Kyle McDonald and Lisa Kori use a Kinect and open source software to create custom jeans cheaply and efficiently.
How many pairs of jeans do you own that don't really fit you properly? Sure they used to fit when you bought them, and they fit nice for about two hours after they're fresh out of the cupboard after being washed but then, inevitably, they seem to grow ten sizes. That problem can probably be solved by spending a small fortune on designer brands—but who wants to do that? So how about creating your own custom pair, tailored to your body shape?
That's the idea behind Kyle McDonald and Lisa Kori Chung's Open Fit project. The project uses a Kinect camera to scan a person's body and then uses algorithms to generate tailored pants patterns. The software is open source and is available on GitHub for anyone to play around with. At the end of June the pair trialled their project at the Open Fit Lab, where the creation and sewing of these custom jeans became a performance.
McDonald's previous projects often feature open source software and his work often leads the field in R&D, opening it up for others to come and experiment, like he did with 3D scanning and face tracking. With this project he uses his 3D scanning knowledge and applies it to an idea that democratizes the world of custom-fit clothing.
McDonald reveals more about the project below.
The Creators Project: This project feels like a bit of a departure from your typical work. Can you tell us how your interest in fashion came about?
Kyle McDonald: During the NODE festival in Frankfurt this February, Lisa and I were talking about ideas for projects. My background is more in interactive art and computer vision, while she's spent a lot of time studying electronic art and the community, along with a healthy dose of hand crafted shoe making.

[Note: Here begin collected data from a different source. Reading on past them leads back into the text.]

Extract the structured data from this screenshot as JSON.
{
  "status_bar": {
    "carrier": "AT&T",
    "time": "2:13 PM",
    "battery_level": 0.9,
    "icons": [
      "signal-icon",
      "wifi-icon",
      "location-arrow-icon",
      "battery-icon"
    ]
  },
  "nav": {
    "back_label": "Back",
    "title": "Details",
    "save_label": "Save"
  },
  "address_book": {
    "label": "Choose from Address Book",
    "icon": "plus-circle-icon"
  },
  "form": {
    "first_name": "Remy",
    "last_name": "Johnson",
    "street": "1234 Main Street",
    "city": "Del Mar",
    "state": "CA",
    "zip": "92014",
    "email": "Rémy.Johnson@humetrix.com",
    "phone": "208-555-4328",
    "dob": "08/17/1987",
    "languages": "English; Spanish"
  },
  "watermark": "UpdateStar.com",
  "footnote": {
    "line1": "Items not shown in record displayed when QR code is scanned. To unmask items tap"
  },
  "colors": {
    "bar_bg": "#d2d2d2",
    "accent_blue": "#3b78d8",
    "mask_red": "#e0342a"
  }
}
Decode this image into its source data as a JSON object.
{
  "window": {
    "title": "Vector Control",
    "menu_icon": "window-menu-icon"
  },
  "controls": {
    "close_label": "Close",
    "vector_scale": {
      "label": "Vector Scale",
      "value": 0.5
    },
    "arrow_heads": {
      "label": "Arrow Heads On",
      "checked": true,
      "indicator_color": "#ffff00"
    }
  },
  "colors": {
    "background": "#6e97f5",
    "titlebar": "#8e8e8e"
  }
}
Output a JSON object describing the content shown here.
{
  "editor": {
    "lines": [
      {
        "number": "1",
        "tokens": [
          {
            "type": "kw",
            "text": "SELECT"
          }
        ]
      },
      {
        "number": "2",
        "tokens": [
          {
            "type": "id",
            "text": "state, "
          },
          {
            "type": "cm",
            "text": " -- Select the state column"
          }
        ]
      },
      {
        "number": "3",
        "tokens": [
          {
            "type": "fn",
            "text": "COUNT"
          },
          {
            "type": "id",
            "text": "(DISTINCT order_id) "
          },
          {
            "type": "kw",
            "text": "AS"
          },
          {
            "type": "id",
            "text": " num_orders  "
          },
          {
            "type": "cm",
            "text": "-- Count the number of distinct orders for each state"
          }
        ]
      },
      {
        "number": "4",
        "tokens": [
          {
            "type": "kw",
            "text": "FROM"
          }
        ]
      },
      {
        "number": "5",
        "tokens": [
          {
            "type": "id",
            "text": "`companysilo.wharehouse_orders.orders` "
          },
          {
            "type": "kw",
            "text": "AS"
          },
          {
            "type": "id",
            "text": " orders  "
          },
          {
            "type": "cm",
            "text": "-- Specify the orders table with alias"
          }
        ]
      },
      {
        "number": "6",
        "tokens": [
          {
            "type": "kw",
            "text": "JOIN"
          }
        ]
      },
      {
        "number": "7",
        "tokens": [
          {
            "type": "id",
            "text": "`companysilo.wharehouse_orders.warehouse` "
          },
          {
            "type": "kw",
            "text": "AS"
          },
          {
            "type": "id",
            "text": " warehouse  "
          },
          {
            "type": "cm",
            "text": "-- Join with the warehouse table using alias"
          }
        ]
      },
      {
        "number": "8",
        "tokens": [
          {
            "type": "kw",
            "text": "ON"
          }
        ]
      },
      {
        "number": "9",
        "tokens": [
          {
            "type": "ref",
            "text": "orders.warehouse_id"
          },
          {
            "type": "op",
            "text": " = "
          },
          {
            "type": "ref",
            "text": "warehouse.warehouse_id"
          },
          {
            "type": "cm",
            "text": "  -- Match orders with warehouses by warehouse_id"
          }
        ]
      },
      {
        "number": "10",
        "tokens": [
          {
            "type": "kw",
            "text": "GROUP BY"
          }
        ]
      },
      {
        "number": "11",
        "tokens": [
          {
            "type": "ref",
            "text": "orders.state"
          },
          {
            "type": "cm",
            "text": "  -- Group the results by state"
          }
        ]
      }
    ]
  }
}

She shared an idea she's had for years: creating a pop-up shop where people can have their measurements taken automatically, and receive a pair of custom fit jeans an hour later. Like a one hour photo center for jeans. I'd already talked with a lot of people about using 3D scanners to make measurements of bodies, so the part that got me really excited was when we started talking about the pattern generation.
A pair of OpenFit jeans
That's awesome. So how does the 3D scanning translate into generating a pair of custom jeans?
Before you sew a pair of jeans, you need to have a pattern to cut. And that pattern is derived from the body measurements using a complicated algorithm. While these algorithms can be found in tailoring manuals, most home sewers buy pre-made patterns drafted from very conventional designs. And the patterns and grading rules—the algorithms for sizing—used for mass-produced clothing are highly proprietary, built with software that can cost tens of thousands of dollars. With this software out of reach for small businesses and individual designers, many still use paper and go to pattern grading businesses that print the pattern in many sizes. But because pattern making is a series of geometric steps, the process, even for professional pattern makers and designers, still involves several passes of trial and error. Without the ability to quickly test what works and what doesn't, the pace of each design iteration can be really slow.
Whenever I hear about technology that is inaccessible to creative people, I get excited about crafting an open source entry point. So Lisa and I sat down and started recreating some of the "by the book" pattern making techniques using Processing, and from there Lisa implemented her own drafting algorithms. We tested those patterns, and then I created a system to take a 15 circumferential and lengthwise body measurements almost instantaneously with a Kinect using openFrameworks and techniques from computer vision.
Using a Kinect, a 3D scan of a person's body is created to generate the precise measurements of their body and achieve the perfect fit
The computer generates a pattern based on custom measurements extracted from the 3D scan
The pattern is then projected onto the wall and traced onto fabric, which is then cut and sewn to make jeans
So tell us a bit about how the OpenFit Lab came to life IRL and what the results were.
We thought the most fun way to test everything out would be to mashup the pop-up shop idea with a party, so we invited a bunch of friends to Pinion Gallery in Brooklyn and made the first six people custom fit jeans. The only catch was that they had to wear skin-tight bright green leggings in front of all their friends, so we made sure to provide some proper cheering and sufficient alcohol. Even though all the software is very beta, a few pairs fit really well, even with all the room for errors in measuring, cutting, and sewing.
The sewing team at Pinion Gallery
How do you plan on developing the project? Where do you hope to take it and what are your goals?
The next steps will be further refining the pattern making software, and making it easier for new coders to create their own dynamic patterns. We're also really interested in exploring a 3D approach to pattern making that uses open source tools to create hyper-accurate meshes, and flattening them out, instead of the usual 2D approach which can have strange artifacts (poor fit) in edge cases. Soon we'll be announcing our next OFL event, and we're excited to get more people involved making their own patterns, continuing this work towards more sharing of pattern making and clothing production knowledge.
I still find it amazing that such a basic collection of knowledge—the rules that govern the clothing that each of us wears every day—is so esoteric and traditionally constrained. Hopefully through this project we can start to open up those processes a bit.
All photos courtesy Kyle McDonald and Lisa Kori's Flickr pool.